A Organização Mundial da Saúde (OMS) estima que o ambiente construído seja responsável por cerca de 19% dos fatores que influenciam a saúde e o bem-estar da população. Projetos inadequados podem, inclusive, provocar problemas físicos e emocionais, quadro conhecido como “Síndrome do Edifício Enfermo”.

Tendências apresentadas na Casacor 2025, uma das maiores mostras de arquitetura, design de interiores e paisagismo das Américas, destacaram propostas voltadas ao escapismo, experiências imersivas, integração entre cidade e natureza, além de conceitos como luxo silencioso e lixo zero.

Segundo a arquiteta Polyana Franco, coordenadora do curso de Arquitetura e Urbanismo da Estácio Goiás, escolhas como iluminação natural, ventilação, paleta de cores e disposição dos móveis interferem diretamente no conforto e no comportamento das pessoas. De acordo com ela, esses elementos podem facilitar ou dificultar atividades cotidianas e influenciar hábitos e sensações.

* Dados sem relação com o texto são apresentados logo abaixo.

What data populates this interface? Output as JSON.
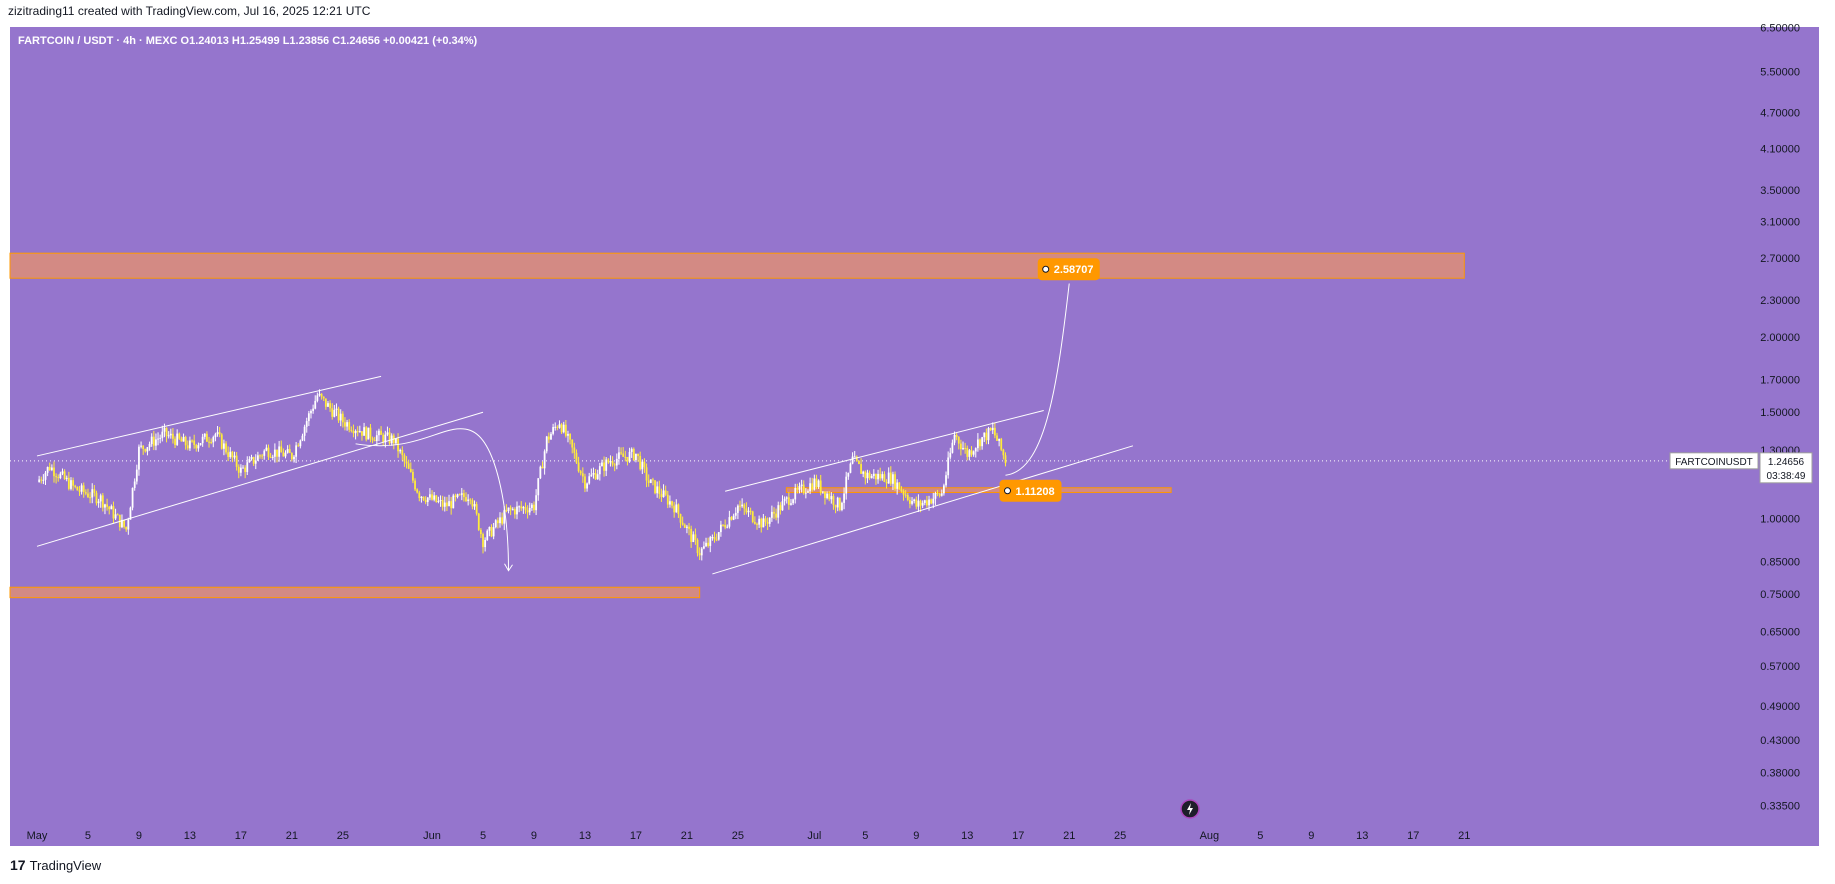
{
  "header": {
    "attribution": "zizitrading11 created with TradingView.com, Jul 16, 2025 12:21 UTC"
  },
  "symbol": {
    "line": "FARTCOIN / USDT · 4h · MEXC  O1.24013  H1.25499  L1.23856  C1.24656  +0.00421 (+0.34%)"
  },
  "footer": {
    "logo": "17",
    "brand": "TradingView"
  },
  "price_axis": {
    "ticks": [
      "6.50000",
      "5.50000",
      "4.70000",
      "4.10000",
      "3.50000",
      "3.10000",
      "2.70000",
      "2.30000",
      "2.00000",
      "1.70000",
      "1.50000",
      "1.30000",
      "1.00000",
      "0.85000",
      "0.75000",
      "0.65000",
      "0.57000",
      "0.49000",
      "0.43000",
      "0.38000",
      "0.33500"
    ],
    "last_symbol": "FARTCOINUSDT",
    "last_price": "1.24656",
    "countdown": "03:38:49"
  },
  "time_axis": {
    "labels": [
      "May",
      "5",
      "9",
      "13",
      "17",
      "21",
      "25",
      "Jun",
      "5",
      "9",
      "13",
      "17",
      "21",
      "25",
      "Jul",
      "5",
      "9",
      "13",
      "17",
      "21",
      "25",
      "Aug",
      "5",
      "9",
      "13",
      "17",
      "21"
    ]
  },
  "annotations": {
    "target_label": "2.58707",
    "support_label": "1.11208"
  },
  "colors": {
    "background": "#9575cd",
    "candle_up": "#ffffff",
    "candle_down": "#ffeb3b",
    "zone": "#e8916b",
    "badge": "#ff9800"
  },
  "chart_data": {
    "type": "candlestick",
    "symbol": "FARTCOIN / USDT",
    "interval": "4h",
    "exchange": "MEXC",
    "ohlc_last": {
      "open": 1.24013,
      "high": 1.25499,
      "low": 1.23856,
      "close": 1.24656,
      "change": 0.00421,
      "change_pct": 0.34
    },
    "y_scale": "log",
    "ylim": [
      0.31,
      7.0
    ],
    "x_range": [
      "2025-05-01",
      "2025-08-22"
    ],
    "close_path": [
      {
        "date": "2025-05-01",
        "price": 1.15
      },
      {
        "date": "2025-05-02",
        "price": 1.22
      },
      {
        "date": "2025-05-04",
        "price": 1.12
      },
      {
        "date": "2025-05-06",
        "price": 1.08
      },
      {
        "date": "2025-05-08",
        "price": 0.96
      },
      {
        "date": "2025-05-09",
        "price": 1.3
      },
      {
        "date": "2025-05-11",
        "price": 1.38
      },
      {
        "date": "2025-05-13",
        "price": 1.32
      },
      {
        "date": "2025-05-15",
        "price": 1.38
      },
      {
        "date": "2025-05-17",
        "price": 1.2
      },
      {
        "date": "2025-05-19",
        "price": 1.3
      },
      {
        "date": "2025-05-21",
        "price": 1.27
      },
      {
        "date": "2025-05-23",
        "price": 1.6
      },
      {
        "date": "2025-05-25",
        "price": 1.45
      },
      {
        "date": "2025-05-27",
        "price": 1.38
      },
      {
        "date": "2025-05-29",
        "price": 1.35
      },
      {
        "date": "2025-05-31",
        "price": 1.1
      },
      {
        "date": "2025-06-02",
        "price": 1.05
      },
      {
        "date": "2025-06-04",
        "price": 1.1
      },
      {
        "date": "2025-06-05",
        "price": 0.92
      },
      {
        "date": "2025-06-07",
        "price": 1.03
      },
      {
        "date": "2025-06-09",
        "price": 1.05
      },
      {
        "date": "2025-06-10",
        "price": 1.35
      },
      {
        "date": "2025-06-11",
        "price": 1.45
      },
      {
        "date": "2025-06-12",
        "price": 1.3
      },
      {
        "date": "2025-06-13",
        "price": 1.15
      },
      {
        "date": "2025-06-15",
        "price": 1.25
      },
      {
        "date": "2025-06-17",
        "price": 1.28
      },
      {
        "date": "2025-06-18",
        "price": 1.15
      },
      {
        "date": "2025-06-20",
        "price": 1.05
      },
      {
        "date": "2025-06-22",
        "price": 0.88
      },
      {
        "date": "2025-06-23",
        "price": 0.92
      },
      {
        "date": "2025-06-25",
        "price": 1.05
      },
      {
        "date": "2025-06-27",
        "price": 0.98
      },
      {
        "date": "2025-06-29",
        "price": 1.08
      },
      {
        "date": "2025-07-01",
        "price": 1.15
      },
      {
        "date": "2025-07-03",
        "price": 1.05
      },
      {
        "date": "2025-07-04",
        "price": 1.25
      },
      {
        "date": "2025-07-05",
        "price": 1.18
      },
      {
        "date": "2025-07-07",
        "price": 1.17
      },
      {
        "date": "2025-07-09",
        "price": 1.05
      },
      {
        "date": "2025-07-11",
        "price": 1.1
      },
      {
        "date": "2025-07-12",
        "price": 1.38
      },
      {
        "date": "2025-07-13",
        "price": 1.28
      },
      {
        "date": "2025-07-14",
        "price": 1.35
      },
      {
        "date": "2025-07-15",
        "price": 1.4
      },
      {
        "date": "2025-07-16",
        "price": 1.25
      }
    ],
    "zones": [
      {
        "from_date": "2025-05-01",
        "to_date": "2025-08-21",
        "low": 2.5,
        "high": 2.75
      },
      {
        "from_date": "2025-07-01",
        "to_date": "2025-07-29",
        "low": 1.105,
        "high": 1.125
      },
      {
        "from_date": "2025-05-01",
        "to_date": "2025-06-22",
        "low": 0.74,
        "high": 0.77
      }
    ],
    "trendlines": [
      {
        "from": {
          "date": "2025-05-01",
          "price": 1.27
        },
        "to": {
          "date": "2025-05-28",
          "price": 1.72
        }
      },
      {
        "from": {
          "date": "2025-05-01",
          "price": 0.9
        },
        "to": {
          "date": "2025-06-05",
          "price": 1.5
        }
      },
      {
        "from": {
          "date": "2025-06-24",
          "price": 1.11
        },
        "to": {
          "date": "2025-07-19",
          "price": 1.51
        }
      },
      {
        "from": {
          "date": "2025-06-23",
          "price": 0.81
        },
        "to": {
          "date": "2025-07-26",
          "price": 1.32
        }
      }
    ],
    "price_labels": [
      {
        "date": "2025-07-19",
        "price": 2.58707
      },
      {
        "date": "2025-07-16",
        "price": 1.11208
      }
    ],
    "last_price": 1.24656
  }
}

Para Polyana, a arquitetura ganha papel ainda mais relevante em cidades densamente povoadas, ao buscar equilíbrio entre funcionalidade, segurança e qualidade de vida. Ela destaca que pequenas mudanças em projetos, como ampliar a entrada de luz natural ou reorganizar fluxos de circulação, podem alterar significativamente a experiência dos usuários e o funcionamento dos espaços urbanos.

Do ponto de vista psicológico, a relação entre ambiente e comportamento também é significativa. A psicóloga Francinne Strobel, coordenadora do curso de Psicologia da Estácio FAPAN, afirma que espaços bem planejados podem reduzir o estresse, melhorar o humor e favorecer a convivência social. Segundo ela, o cérebro responde continuamente aos estímulos do ambiente, mesmo de forma inconsciente.

Francinne explica que pessoas neurodivergentes tendem a ser ainda mais impactadas por fatores como excesso de estímulos visuais, sons inesperados ou circulação desorganizada. Por isso, projetos inclusivos costumam priorizar iluminação regulável, áreas silenciosas, rotas intuitivas e redução de estímulos sensoriais.

De acordo com a psicóloga, ambientes organizados e sensorialmente equilibrados podem favorecer sensações de calma, foco e autonomia. Em locais como escritórios, escolas e hospitais, essas escolhas arquitetônicas podem interferir no rendimento, na convivência e até em processos terapêuticos.